2015 book by Saeid Golkar

Captive Society: The Basij Militia and Social Control in Iran is a book written by Saeid Golkar and published by Woodrow Wilson Center Press and Columbia University Press in June 2015. The book presents the first concentrated, in-depth analysis of the Basij, Iran's a prominent paramilitary organization that suppresses dissidents, votes as a bloc, and indoctrinates Iranian citizens.

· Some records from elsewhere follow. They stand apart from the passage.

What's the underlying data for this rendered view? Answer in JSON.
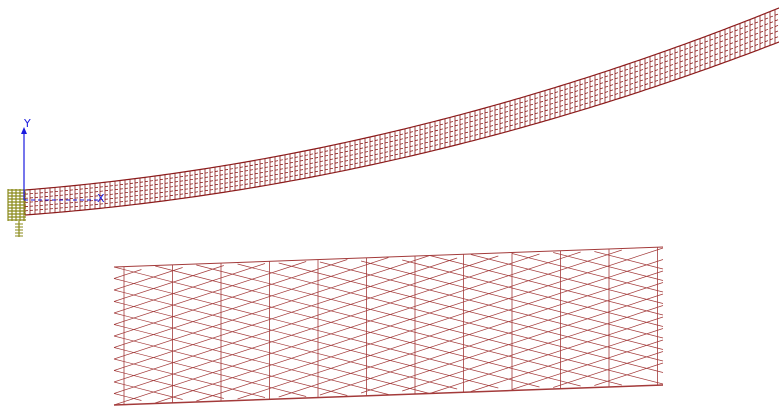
{
  "viewport": {
    "axes": {
      "y_label": "Y",
      "x_label": "X",
      "color": "#1a1adf"
    },
    "mesh_color": "#8b1a1a",
    "detail_mesh_color": "#a33a3a",
    "support_color": "#8a8a1a"
  }
}
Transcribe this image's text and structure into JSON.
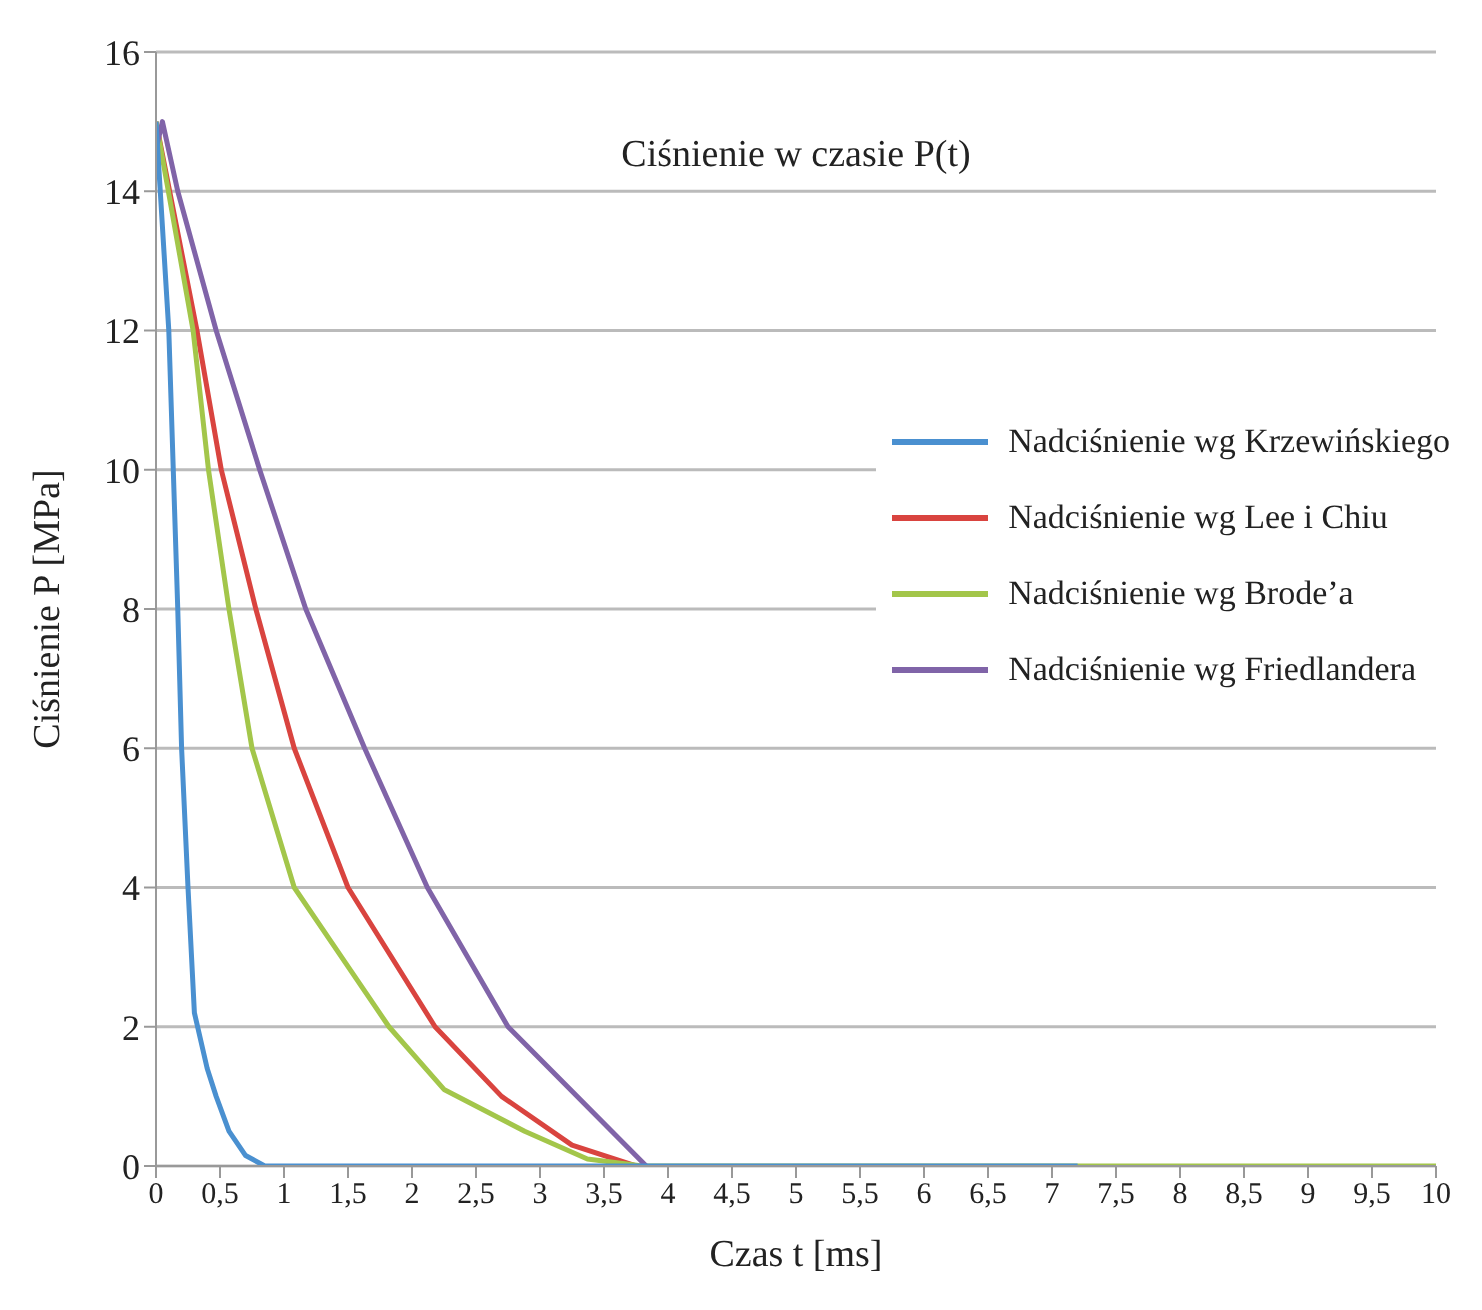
{
  "chart_data": {
    "type": "line",
    "title": "Ciśnienie w czasie P(t)",
    "xlabel": "Czas t [ms]",
    "ylabel": "Ciśnienie P [MPa]",
    "xlim": [
      0,
      10
    ],
    "ylim": [
      0,
      16
    ],
    "xticks": [
      0,
      {
        "value": 0.5,
        "label": "0,5"
      },
      1,
      {
        "value": 1.5,
        "label": "1,5"
      },
      2,
      {
        "value": 2.5,
        "label": "2,5"
      },
      3,
      {
        "value": 3.5,
        "label": "3,5"
      },
      4,
      {
        "value": 4.5,
        "label": "4,5"
      },
      5,
      {
        "value": 5.5,
        "label": "5,5"
      },
      6,
      {
        "value": 6.5,
        "label": "6,5"
      },
      7,
      {
        "value": 7.5,
        "label": "7,5"
      },
      8,
      {
        "value": 8.5,
        "label": "8,5"
      },
      9,
      {
        "value": 9.5,
        "label": "9,5"
      },
      10
    ],
    "yticks": [
      0,
      2,
      4,
      6,
      8,
      10,
      12,
      14,
      16
    ],
    "grid": "y",
    "legend": "right",
    "marker": "none",
    "line_style": "solid",
    "series": [
      {
        "name": "Nadciśnienie wg Krzewińskiego",
        "color": "#4a90d0",
        "x": [
          0,
          0.1,
          0.17,
          0.2,
          0.25,
          0.3,
          0.4,
          0.47,
          0.57,
          0.7,
          0.85,
          1.5,
          3,
          5,
          7.2
        ],
        "values": [
          15,
          12,
          8,
          6,
          4,
          2.2,
          1.4,
          1,
          0.5,
          0.15,
          0,
          0,
          0,
          0,
          0
        ]
      },
      {
        "name": "Nadciśnienie wg Lee i Chiu",
        "color": "#d9443f",
        "x": [
          0,
          0.32,
          0.51,
          0.78,
          1.08,
          1.5,
          2.18,
          2.7,
          3.25,
          3.75
        ],
        "values": [
          15,
          12,
          10,
          8,
          6,
          4,
          2,
          1,
          0.3,
          0
        ]
      },
      {
        "name": "Nadciśnienie wg Brode’a",
        "color": "#a3c64a",
        "x": [
          0,
          0.29,
          0.41,
          0.57,
          0.75,
          1.08,
          1.45,
          1.82,
          2.25,
          2.88,
          3.37,
          3.8,
          7.5,
          10
        ],
        "values": [
          15,
          12,
          10,
          8,
          6,
          4,
          3,
          2,
          1.1,
          0.5,
          0.1,
          0,
          0,
          0
        ]
      },
      {
        "name": "Nadciśnienie wg Friedlandera",
        "color": "#8064a8",
        "x": [
          0,
          0.05,
          0.17,
          0.47,
          0.81,
          1.17,
          1.63,
          2.12,
          2.75,
          3.83
        ],
        "values": [
          14.6,
          15,
          14,
          12,
          10,
          8,
          6,
          4,
          2,
          0
        ]
      }
    ]
  }
}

Golkar draws from a wealth of both published and unpublished sources, from more standard documents such as Basij and Revolutionary Guard publications to his own informal communications with Basij members. The book warns that the power of the Basij in Iran has led to the creation of a "captive society" – one that is run on paramilitary-generated fear. Golkar is an assistant professor in the Department of Political Science and Public Service at the University of Tennessee at Chattanooga, Concurrently, a Senior Fellow at the Chicago Council on Global Affairs (CCGA) and The Tony Blair Institute for Global Change in the UK. He received his Ph.D. in political science from Tehran University in 2008, he has held a postdoctoral fellowship at Stanford University and researched and taught at Northwestern University. he also served as a Fellow at the National Endowment for Democracy and the Woodrow Wilson International Center for Scholars.

The book was selected as one of the best human rights books of 2015. Foreign Affairs journal also called the book, a "skillful rendering". The book was reviewed by The Guardian; New book on basij helps explain how Iran's hardline faction keeps country captive.